The CFTR correctors bind to the faulty protein to help it fold correctly, allowing more protein to shuttle to the cell membrane. Meanwhile, ivacaftor works by holding the CFTR channel open to facilitate water and salt passage.

This combination “appears to provide a significant clinical benefit with respect to previous treatments,” without the second CFTR corrector, elexacaftor, the researchers wrote.

Those treatments consist of a combination of ivacaftor with either tezacaftor (a combo therapy sold as Symdeko or Symkevi) or lumacaftor — a combination treatment sold as Orkambi.

A team of researchers in Italy have now assessed the rescue effects of combining elexacaftor with either tezacaftor or lumacaftor in lab-grown cells genetically modified to have the F508del mutation or derived from CF patients carrying that mutation.

Notably, either tezacaftor or lumacaftor is thought to improve CFTR folding through similar mechanisms, complementary to those of elexacaftor. A combination of CFTR correctors with complementary mechanisms is expected to promote even greater benefits.

The results showed that elexacaftor alone was superior to both tezacaftor and lumacaftor at correcting CFTR folding and preventing its degradation. While these beneficial effects were more pronounced when elexacaftor was combined with either one of the other CFTR correctors, a substantial amount of mutant CFTR was still degraded, the researchers found.

In addition, neither combination fully restored the mutant protein’s stability, trafficking to the cell membrane, and gating function, the results showed.

When added to the channel potentiator, ivacaftor, the elexacaftor-lumacaftor combination was generally more effective in restoring CFTR’s function than both the elexacaftor-tezacaftor combo and elexacaftor alone.

Notably, combining elexacaftor with lumacaftor restored the mutant CFTR’s function to 66% of normal levels.

This partial restoration may still be clinically relevant, since “a rescue of 50–70% … resembles, in theory, the condition of F508del carriers, who are notoriously devoid of symptoms,” the researchers wrote. F508del carriers refer to people carrying a F508del mutation in one CFTR gene copy.

In addition, in most of the team’s experiments, the effects of the elexacaftor-tezacaftor combination were generally similar to those of elexacaftor alone. Those findings highlight that the folding-associated benefits of Trikafta may be attributed to elexacaftor alone.

Interestingly, the team also found that combining elexacaftor with lumacaftor partially restored CFTR’s gating function, even in the absence of ivacaftor. Given that elexacaftor showed only 28% of potentiator activity relative to ivacaftor, the researchers hypothesized that the structural stabilization provided by the CFTR corrector may itself improve CFTR gating.

Together, these findings highlighted that, “despite a high level of functional rescue by the triple combination (two correctors plus a potentiator), F508del-CFTR protein is still characterized by a significant level of instability and degradation,” the researchers wrote.

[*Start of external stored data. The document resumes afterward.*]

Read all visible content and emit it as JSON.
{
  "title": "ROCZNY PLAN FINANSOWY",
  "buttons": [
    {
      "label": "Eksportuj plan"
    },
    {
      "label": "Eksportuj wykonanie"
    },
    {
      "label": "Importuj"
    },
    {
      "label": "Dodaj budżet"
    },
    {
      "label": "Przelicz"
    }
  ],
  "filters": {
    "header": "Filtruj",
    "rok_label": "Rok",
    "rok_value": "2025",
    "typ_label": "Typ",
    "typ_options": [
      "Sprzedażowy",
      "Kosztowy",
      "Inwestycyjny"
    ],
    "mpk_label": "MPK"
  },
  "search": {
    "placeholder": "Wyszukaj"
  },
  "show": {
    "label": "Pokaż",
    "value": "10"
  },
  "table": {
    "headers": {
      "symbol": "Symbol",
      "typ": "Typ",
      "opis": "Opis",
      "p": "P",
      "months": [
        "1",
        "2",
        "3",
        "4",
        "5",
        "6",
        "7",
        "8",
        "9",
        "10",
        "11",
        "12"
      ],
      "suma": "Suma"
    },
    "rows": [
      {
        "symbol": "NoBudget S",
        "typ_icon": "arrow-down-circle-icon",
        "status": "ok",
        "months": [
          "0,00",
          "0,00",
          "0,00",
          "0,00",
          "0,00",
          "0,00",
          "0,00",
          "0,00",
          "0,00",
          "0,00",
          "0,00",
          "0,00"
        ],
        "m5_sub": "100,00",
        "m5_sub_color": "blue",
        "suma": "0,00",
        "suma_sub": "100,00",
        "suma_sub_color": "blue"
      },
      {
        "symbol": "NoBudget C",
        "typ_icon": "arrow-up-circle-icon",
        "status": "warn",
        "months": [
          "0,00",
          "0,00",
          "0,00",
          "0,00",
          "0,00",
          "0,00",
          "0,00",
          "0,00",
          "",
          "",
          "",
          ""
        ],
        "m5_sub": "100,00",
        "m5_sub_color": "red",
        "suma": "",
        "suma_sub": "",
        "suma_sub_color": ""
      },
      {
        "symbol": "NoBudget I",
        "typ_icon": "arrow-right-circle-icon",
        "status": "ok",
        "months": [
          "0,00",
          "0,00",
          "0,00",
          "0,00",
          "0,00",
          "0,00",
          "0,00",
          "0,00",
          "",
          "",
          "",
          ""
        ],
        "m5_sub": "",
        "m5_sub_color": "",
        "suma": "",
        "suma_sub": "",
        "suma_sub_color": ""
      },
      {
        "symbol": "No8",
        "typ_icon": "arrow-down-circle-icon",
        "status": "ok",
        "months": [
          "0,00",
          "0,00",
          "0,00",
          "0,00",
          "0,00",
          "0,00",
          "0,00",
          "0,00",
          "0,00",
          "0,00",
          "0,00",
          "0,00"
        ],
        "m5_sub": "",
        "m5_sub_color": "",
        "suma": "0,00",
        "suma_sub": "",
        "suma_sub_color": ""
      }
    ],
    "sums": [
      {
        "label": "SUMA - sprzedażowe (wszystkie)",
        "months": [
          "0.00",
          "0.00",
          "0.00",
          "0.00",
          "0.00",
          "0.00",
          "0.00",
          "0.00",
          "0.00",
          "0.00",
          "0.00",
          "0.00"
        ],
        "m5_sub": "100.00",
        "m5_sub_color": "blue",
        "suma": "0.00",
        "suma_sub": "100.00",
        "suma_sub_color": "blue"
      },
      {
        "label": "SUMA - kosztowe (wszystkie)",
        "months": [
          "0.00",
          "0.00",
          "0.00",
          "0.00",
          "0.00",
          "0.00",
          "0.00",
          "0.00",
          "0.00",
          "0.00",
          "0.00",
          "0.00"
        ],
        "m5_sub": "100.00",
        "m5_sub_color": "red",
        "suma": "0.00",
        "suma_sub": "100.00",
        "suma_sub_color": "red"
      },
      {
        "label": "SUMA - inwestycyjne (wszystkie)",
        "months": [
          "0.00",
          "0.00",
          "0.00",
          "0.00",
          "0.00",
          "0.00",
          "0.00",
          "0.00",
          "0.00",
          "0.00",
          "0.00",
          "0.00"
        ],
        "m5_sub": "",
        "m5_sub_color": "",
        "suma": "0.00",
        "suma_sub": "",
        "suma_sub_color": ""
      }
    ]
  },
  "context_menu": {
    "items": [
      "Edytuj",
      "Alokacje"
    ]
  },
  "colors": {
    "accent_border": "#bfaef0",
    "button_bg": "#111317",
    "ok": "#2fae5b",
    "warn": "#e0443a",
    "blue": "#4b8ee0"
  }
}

“This may be due to a suboptimal efficacy of either [lumacaftor] or [tezacaftor],” they added.

Also, while the data suggest that the partial functional rescue may be sufficient to promote significant benefits in CF patients carrying F508del mutations, “the development of even more active corrector combinations … may be desirable in the future, for example, to treat patients bearing mutations with an even more severe trafficking defect than that caused by the F508del mutation,” the scientists concluded.